Пастор выпрямился, лицо его приобрело вдруг злое, враждебное выражение.

— Вы пришли обвинять меня, — сказал он, остановившись прямо перед Уинстэнли. — Я виноват, не спорю. Пасторское дело — убеждать словом, а не разрушать и бить. Но повторяю, я не хотел крови. А вы? Кто затеял это дело с копанием пустошей? Кто собрал темных, невежественных бедняков, которым только и забот, что пить, есть и плодить детей, — кто собрал их и убедил занять чужую землю? Кто одурачил их безумной мечтой о счастье для всех? О царстве божием на земле? Нет и не может быть такого царства, запомните это! Неужели вы не можете понять, что бедняки счастливее тогда, когда делают свое дело, сводят концы с концами, рожают детей и не помышляют о Новом Иерусалиме на этой грешной земле! Вы маните их безумной мечтой — но тем горше будет разочарование. Они отвернутся от вас и проклянут как обманщика и шута, которому пригрезился Кокейн с молочными реками и кисельными берегами!..

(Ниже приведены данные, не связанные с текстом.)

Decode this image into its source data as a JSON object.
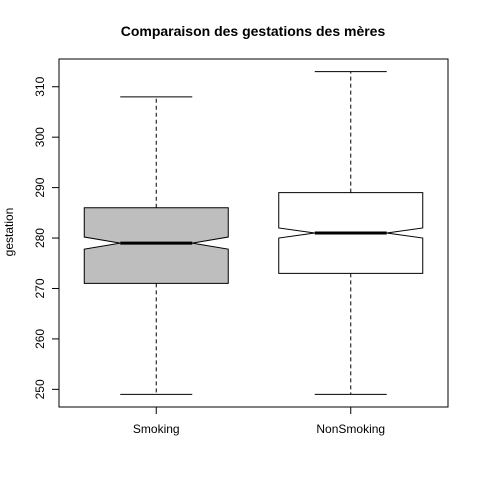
{
  "chart_data": {
    "type": "box",
    "title": "Comparaison des gestations des mères",
    "xlabel": "",
    "ylabel": "gestation",
    "ylim": [
      246.5,
      315.5
    ],
    "yticks": [
      250,
      260,
      270,
      280,
      290,
      300,
      310
    ],
    "notched": true,
    "grid": false,
    "categories": [
      "Smoking",
      "NonSmoking"
    ],
    "boxes": [
      {
        "label": "Smoking",
        "whisker_low": 249,
        "q1": 271,
        "median": 279,
        "q3": 286,
        "whisker_high": 308,
        "notch_low": 277.8,
        "notch_high": 280.2,
        "fill": "#bebebe"
      },
      {
        "label": "NonSmoking",
        "whisker_low": 249,
        "q1": 273,
        "median": 281,
        "q3": 289,
        "whisker_high": 313,
        "notch_low": 280.0,
        "notch_high": 282.0,
        "fill": "#ffffff"
      }
    ]
  }
}
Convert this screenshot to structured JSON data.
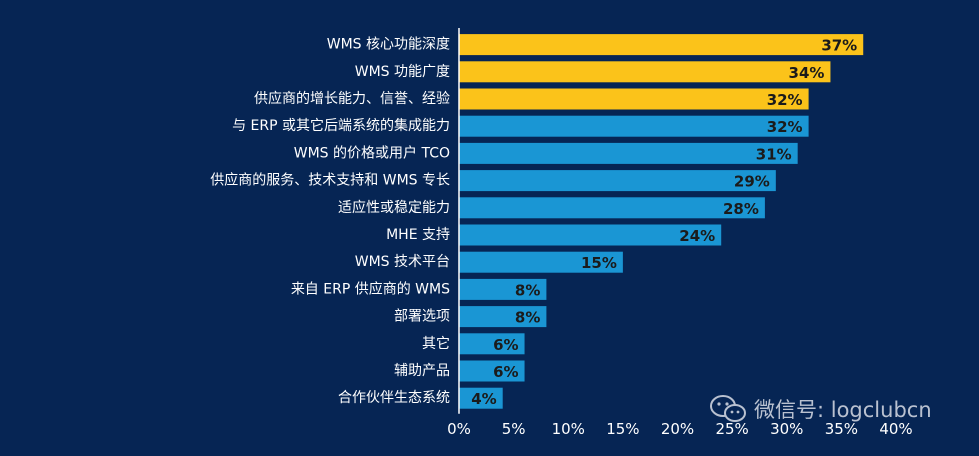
{
  "chart_data": {
    "type": "bar",
    "orientation": "horizontal",
    "categories": [
      "WMS 核心功能深度",
      "WMS 功能广度",
      "供应商的增长能力、信誉、经验",
      "与 ERP 或其它后端系统的集成能力",
      "WMS 的价格或用户 TCO",
      "供应商的服务、技术支持和 WMS 专长",
      "适应性或稳定能力",
      "MHE 支持",
      "WMS 技术平台",
      "来自 ERP 供应商的 WMS",
      "部署选项",
      "其它",
      "辅助产品",
      "合作伙伴生态系统"
    ],
    "values": [
      37,
      34,
      32,
      32,
      31,
      29,
      28,
      24,
      15,
      8,
      8,
      6,
      6,
      4
    ],
    "value_labels": [
      "37%",
      "34%",
      "32%",
      "32%",
      "31%",
      "29%",
      "28%",
      "24%",
      "15%",
      "8%",
      "8%",
      "6%",
      "6%",
      "4%"
    ],
    "highlight": [
      true,
      true,
      true,
      false,
      false,
      false,
      false,
      false,
      false,
      false,
      false,
      false,
      false,
      false
    ],
    "xlim": [
      0,
      40
    ],
    "xticks": [
      "0%",
      "5%",
      "10%",
      "15%",
      "20%",
      "25%",
      "30%",
      "35%",
      "40%"
    ],
    "grid": false,
    "colors": {
      "highlight": "#fbc31a",
      "default": "#1a96d4",
      "background": "#062554",
      "axis": "#ffffff"
    }
  },
  "watermark": {
    "icon": "wechat-icon",
    "text": "微信号: logclubcn"
  }
}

Пока он говорил, он распалялся все больше, лицо его покраснело, шея налилась кровью, подбородок трясся.

— Это неправда, — хрипло ответил Джерард. — Бедняки всегда, во все времена мечтали о царстве справедливости на земле. Эта мечта давала им силы жить и бороться, делала их людьми. Не я ее выдумал. Само Писание говорит, что земля дана всем людям в равное пользование. Что не было в начале начал ни слуги, ни господина, ни раба, ни хозяина.

Пастор усмехнулся с презрением.

— Вы беретесь доказать это на текстах? — спросил он. — Если так, я готов поклясться, что никогда не стану больше досаждать вашим диггерам. Я позволю им возделывать пустоши в моем маноре и строить хижины, сколько им надо!

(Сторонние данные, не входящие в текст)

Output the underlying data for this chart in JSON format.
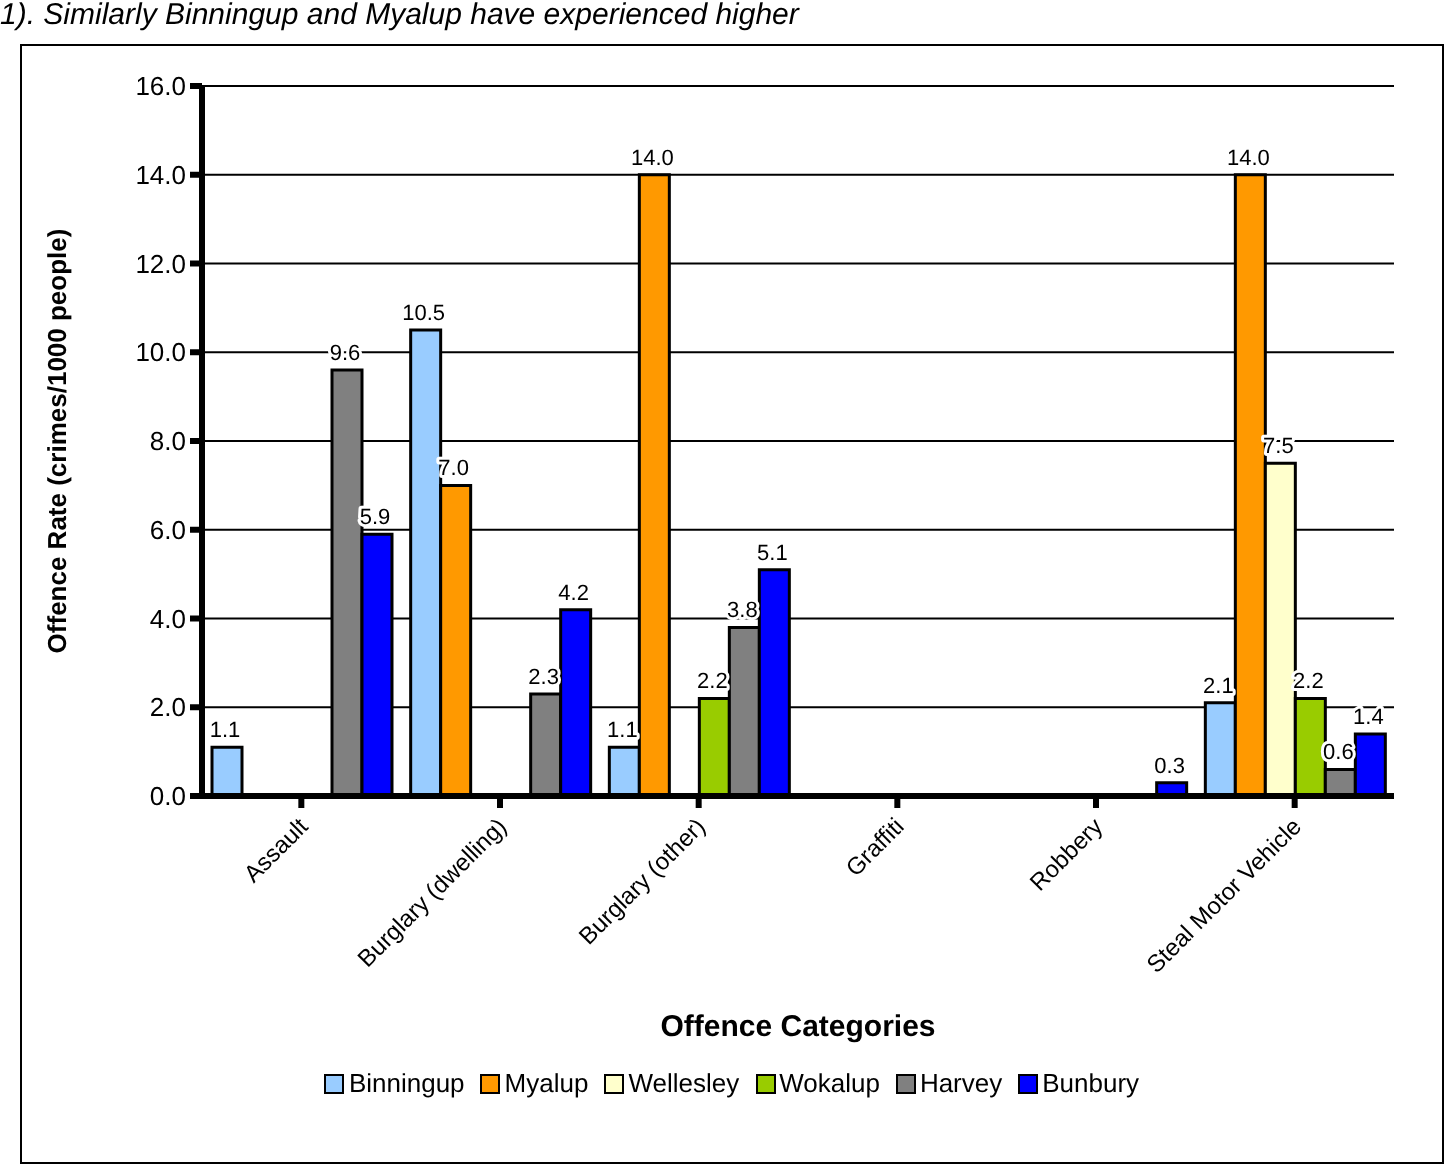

Он опять заходил по залу, покачивая головой и саркастически усмехаясь. Он-то лучше, чем кто-либо другой, знал, что найдет в том же Писании любой аргумент, опровергнет священными словами любые доводы. Пусть пишет. На Пасху их все равно здесь не будет.

О, тяжела ты, страстная неделя! Превозмогая боль в груди, которая теперь уже не оставляла его ни днем, ни ночью, превозмогая странную тяжесть и онемение в правой руке, сжимавшей перо, Джерард опять писал — писал доказательства для Платтена. Старинный фолиант, который приходилось то и дело переворачивать, казался невыносимо тяжелым.

Он вспоминал своих бедных, голодных, избитых колонистов — таких долготерпеливых, так много помогавших ему! Их ненавидели, били, изгоняли — а они снова упорно возрождались из пепла и делали свое дело, и верили в добро и правду. Они, его диггеры, и есть неопалимая купина — куст, который горит и не сгорает. Главный закон человечества — свобода распоряжения землею; почему же люди, которые в других обстоятельствах кажутся мягкими и добрыми, превращаются во львов, в дьяволов, готовых убить и изничтожить бедных копателей? Причем не только джентри, но и духовные лица доходят до безумства: власть тьмы одолевает их души.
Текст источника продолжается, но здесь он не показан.